Evolving Reliable Differentiating Constraints for the Chance-constrained Maximum Coverage Problem
Saba Sadeghi Ahouei, Jacob de Nobel, Aneta Neumann, Thomas Bäck, Frank Neumann
TL;DR
This work tackles the need for reliable benchmark instances to guide algorithm selection under uncertainty, focusing on the chance-constrained maximum coverage problem. It first demonstrates that using a traditional approximation-ratio fitness to evolve discriminating instances yields highly variable, unreliable results. By introducing a variability-aware discounting fitness that subtracts a multiple of the observed run std dev from the expected performance gap, the authors achieve high-confidence discrimination between algorithms with substantially reduced variance. The proposed approach enables more trustworthy benchmarking and automatic algorithm selection for chance-constrained submodular problems, with practical implications for designing robust stochastic optimization pipelines.
Abstract
Chance-constrained problems involve stochastic components in the constraints which can be violated with a small probability.
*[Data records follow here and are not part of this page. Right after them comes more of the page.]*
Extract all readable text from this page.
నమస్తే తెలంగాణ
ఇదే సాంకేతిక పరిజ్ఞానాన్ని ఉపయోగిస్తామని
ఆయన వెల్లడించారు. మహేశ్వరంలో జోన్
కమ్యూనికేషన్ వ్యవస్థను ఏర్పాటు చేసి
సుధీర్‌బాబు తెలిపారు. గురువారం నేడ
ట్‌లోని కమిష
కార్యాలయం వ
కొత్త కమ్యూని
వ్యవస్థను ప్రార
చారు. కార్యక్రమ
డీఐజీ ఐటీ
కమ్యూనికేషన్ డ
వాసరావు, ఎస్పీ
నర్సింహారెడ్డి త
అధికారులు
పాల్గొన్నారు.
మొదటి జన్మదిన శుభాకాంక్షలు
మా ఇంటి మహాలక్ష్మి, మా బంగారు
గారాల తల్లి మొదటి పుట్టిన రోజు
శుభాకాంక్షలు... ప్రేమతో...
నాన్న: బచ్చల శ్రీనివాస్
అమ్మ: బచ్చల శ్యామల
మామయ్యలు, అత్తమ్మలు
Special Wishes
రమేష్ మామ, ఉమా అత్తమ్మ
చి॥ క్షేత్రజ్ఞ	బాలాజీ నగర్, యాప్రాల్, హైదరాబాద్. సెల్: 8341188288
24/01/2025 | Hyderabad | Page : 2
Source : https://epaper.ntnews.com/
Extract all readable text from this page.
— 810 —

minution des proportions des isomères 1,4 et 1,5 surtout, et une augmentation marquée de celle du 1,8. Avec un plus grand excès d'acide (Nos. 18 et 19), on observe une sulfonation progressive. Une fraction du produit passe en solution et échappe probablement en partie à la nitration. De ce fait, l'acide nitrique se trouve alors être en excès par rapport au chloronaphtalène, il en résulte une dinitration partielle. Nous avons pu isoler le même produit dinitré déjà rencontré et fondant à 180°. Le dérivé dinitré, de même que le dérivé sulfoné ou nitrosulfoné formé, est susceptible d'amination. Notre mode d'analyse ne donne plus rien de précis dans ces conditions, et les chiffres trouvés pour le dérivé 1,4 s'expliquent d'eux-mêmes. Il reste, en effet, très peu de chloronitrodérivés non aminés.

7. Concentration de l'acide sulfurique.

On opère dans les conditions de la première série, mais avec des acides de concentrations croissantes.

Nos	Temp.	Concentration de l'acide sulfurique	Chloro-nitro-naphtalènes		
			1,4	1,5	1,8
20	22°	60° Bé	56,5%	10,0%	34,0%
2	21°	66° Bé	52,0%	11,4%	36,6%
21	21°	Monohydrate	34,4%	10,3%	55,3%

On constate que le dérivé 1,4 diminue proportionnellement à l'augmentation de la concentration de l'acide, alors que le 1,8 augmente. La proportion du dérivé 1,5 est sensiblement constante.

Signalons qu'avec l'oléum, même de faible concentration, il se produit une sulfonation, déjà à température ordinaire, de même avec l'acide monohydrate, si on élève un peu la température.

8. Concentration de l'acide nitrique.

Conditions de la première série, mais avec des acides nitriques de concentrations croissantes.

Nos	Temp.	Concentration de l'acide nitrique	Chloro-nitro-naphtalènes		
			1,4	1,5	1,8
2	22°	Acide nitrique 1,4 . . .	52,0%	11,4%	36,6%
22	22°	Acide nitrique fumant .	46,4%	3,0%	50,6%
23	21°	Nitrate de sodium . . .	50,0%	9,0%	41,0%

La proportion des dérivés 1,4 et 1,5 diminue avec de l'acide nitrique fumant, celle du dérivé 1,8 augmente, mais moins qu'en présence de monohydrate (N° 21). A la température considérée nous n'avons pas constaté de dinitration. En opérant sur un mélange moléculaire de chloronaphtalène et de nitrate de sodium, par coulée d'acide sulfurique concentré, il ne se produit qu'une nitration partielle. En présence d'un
We investigate the impact of different types of chance constraints on the performance of iterative search algorithms and study the classical maximum coverage problem in graphs with chance constraints. Our goal is to evolve reliable chance constraint settings for a given graph where the performance of algorithms differs significantly not just in expectation but with high confidence. This allows to better learn and understand how different types of algorithms can deal with different types of constraint settings and supports automatic algorithm selection. We develop an evolutionary algorithm that provides sets of chance constraints that differentiate the performance of two stochastic search algorithms with high confidence. We initially use traditional approximation ratio as the fitness function of (1+1)~EA to evolve instances, which shows inadequacy to generate reliable instances. To address this issue, we introduce a new measure to calculate the performance difference for two algorithms, which considers variances of performance ratios. Our experiments show that our approach is highly successful in solving the instability issue of the performance ratios and leads to evolving reliable sets of chance constraints with significantly different performance for various types of algorithms.